Dalheim: Tod vor Kinderdorf Sankt Josef wirft Fragen auf

Europas größte Filmzeitschrift „Cinema“ erscheint mit einem Titelbild, auf dem Kevin Kostner das Wasser bis zum Hals steht, berichtet wird über Chaos bei den Dreharbeiten zum Film „Waterworld“, Rosamunde Pilcher veröffentlicht den Roman „September“, Bundeskanzler Helmut Kohl äußert Unverständnis für das Kruzifix-Urteil des Bundesverfassungsgerichtes, das Box-Idol Max Schmeling feiert seinen 90. Geburtstag, der Wettergott spielt verrückt, Sonne, Wolken und Regen wechseln sich ab, die Temperaturen liegen zwischen 16 und 25 Grad.

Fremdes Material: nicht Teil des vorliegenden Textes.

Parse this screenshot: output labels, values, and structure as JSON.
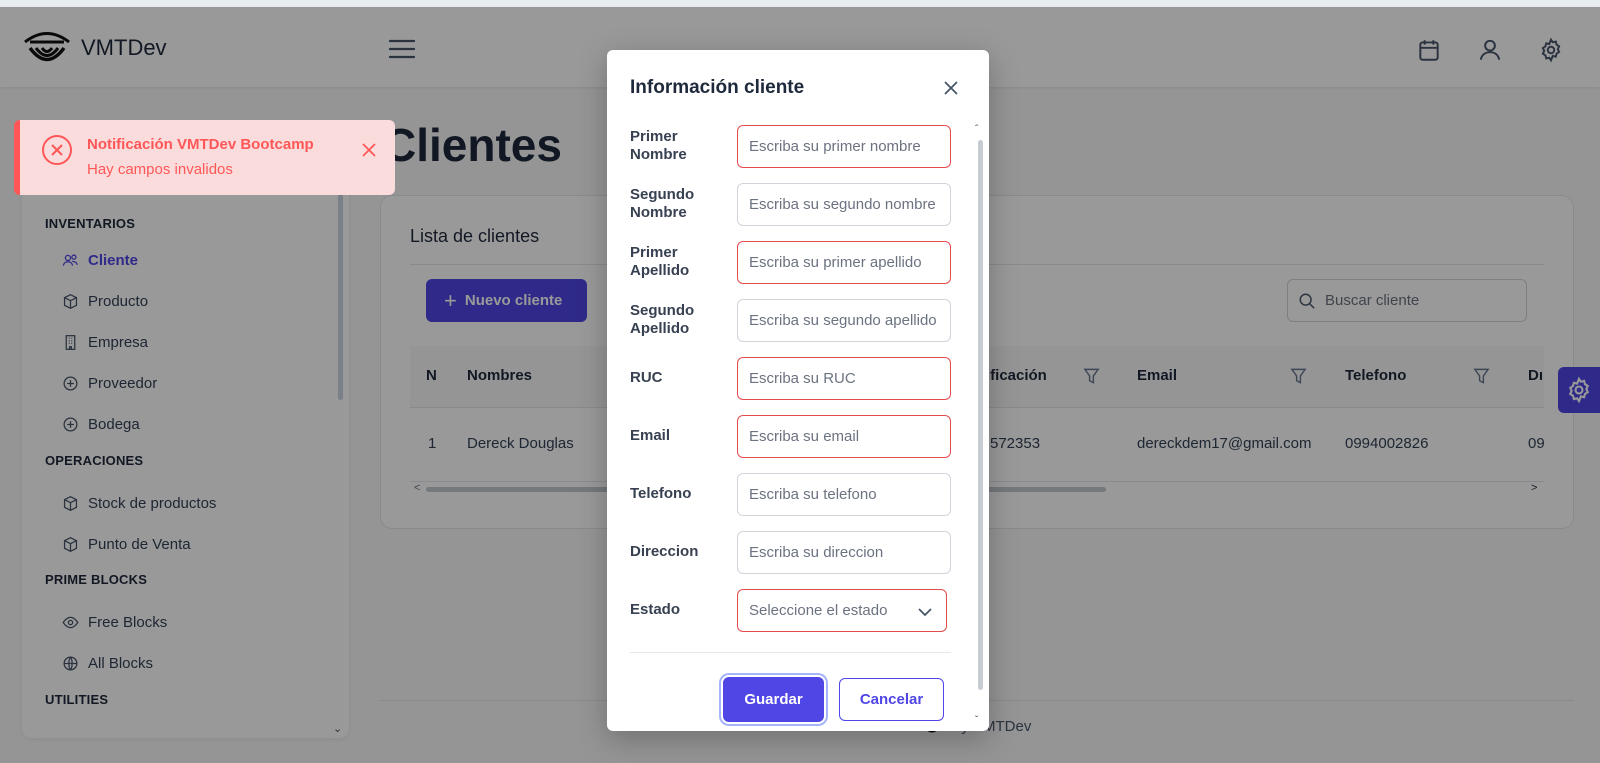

So ist der September des Jahres 1995.

René K., der seit 13 Jahren im Jugenddorf Sankt Josef in Dalheim lebt, wird von einem Freund mit dem Auto zum Heim gefahren. Es ist der 3. September 1995, 4.30 Uhr, als sie auf den Zufahrtsweg abbiegen. Im Scheinwerferlicht sieht Rene K. nach seiner Aussage einen Mann, der an einem Baum hängt. Er alarmiert die Erzieherin S. Sie ruft die Polizei an.

Polizeibeamte fahren zum Kinderdorf

In Erkelenz steigen die Polizeibeamten S. und H. in einen Streifenwagen und fahren zum Kinderdorf. Erwartet werden sie von Rene K. und von der Erzieherin S. Später vermerken sie in ihrem Einsatzbericht: „An einem Baum auf dem Zufahrtsweg zum Kinderdorf hatte sich eine männliche Person an einem Ledergürtel stranguliert.“

Bei dieser männlichen Person handelt es sich um Raymund Beckers, geboren am 25. Dezember 1957 in Wuppertal, der von 1959 bis 1972 im Jugenddorf Sankt Josef in Dalheim gelebt hat.

Die beiden Polizeibeamten schneiden mit einem Messer den Gürtel durch. Der Ast befindet sich in einer Höhe von 160 Zentimetern, die Beine des Toten sind angewinkelt. S. und H. durchsuchen die Leiche, sie finden keinen Ausweis, dafür aber eine Bescheinigung von einem Arbeitsamt und zwei Schlüssel.

Nächtlicher Besuch

Der Bereitschaftsarzt Dr. H. stellt den Tod von Raymund Beckers fest. Die Erzieherin S. gibt zu Protokoll: „Der Beckers kam am 3. September 1995 gegen 0.15 Uhr ins Kinderdorf und gab an, dort einen Besuch machen zu wollen. Er war stark alkoholisiert. Da ich die Person nicht kannte, schickte ich sie fort. Dieser Aufforderung kam der B. sofort nach.“ Auch Rene K. sagt aus, dass er den Toten nicht kenne.

Die beiden Polizeibeamten S. und H. fahren zur inzwischen ermittelten Adresse von Raymund Beckers, sie öffnen mit den beiden Schlüsseln, die sie bei der Leiche gefunden haben, die Eingangstür zum Mehrfamilienhaus in Wegberg und die Tür zur Parterrewohnung. In der Wohnung treffen sie Dieter E. an. Der 57-Jährige erklärt: „Ich bin der Hauptmieter. Raymund Beckers hat bei mir zur Untermiete gewohnt.“

S. und H. durchsuchen das Zimmer des Toten, auch dort finden sie keinen Ausweis oder Fotos. Dieter E. sagt dazu: „Herr Beckers hat keine Verwandten. Seinen Ausweis hat er verloren.“

Der 3. September 1995 ist ein Sonntag. Als der zuständige Kriminalbeamte am Tatort eintrifft, sind die beiden Polizeibeamten S. und H. noch dort, außerdem der Bereitschaftsarzt Dr. H. und der Leiter des Kinderdorfes Georg W.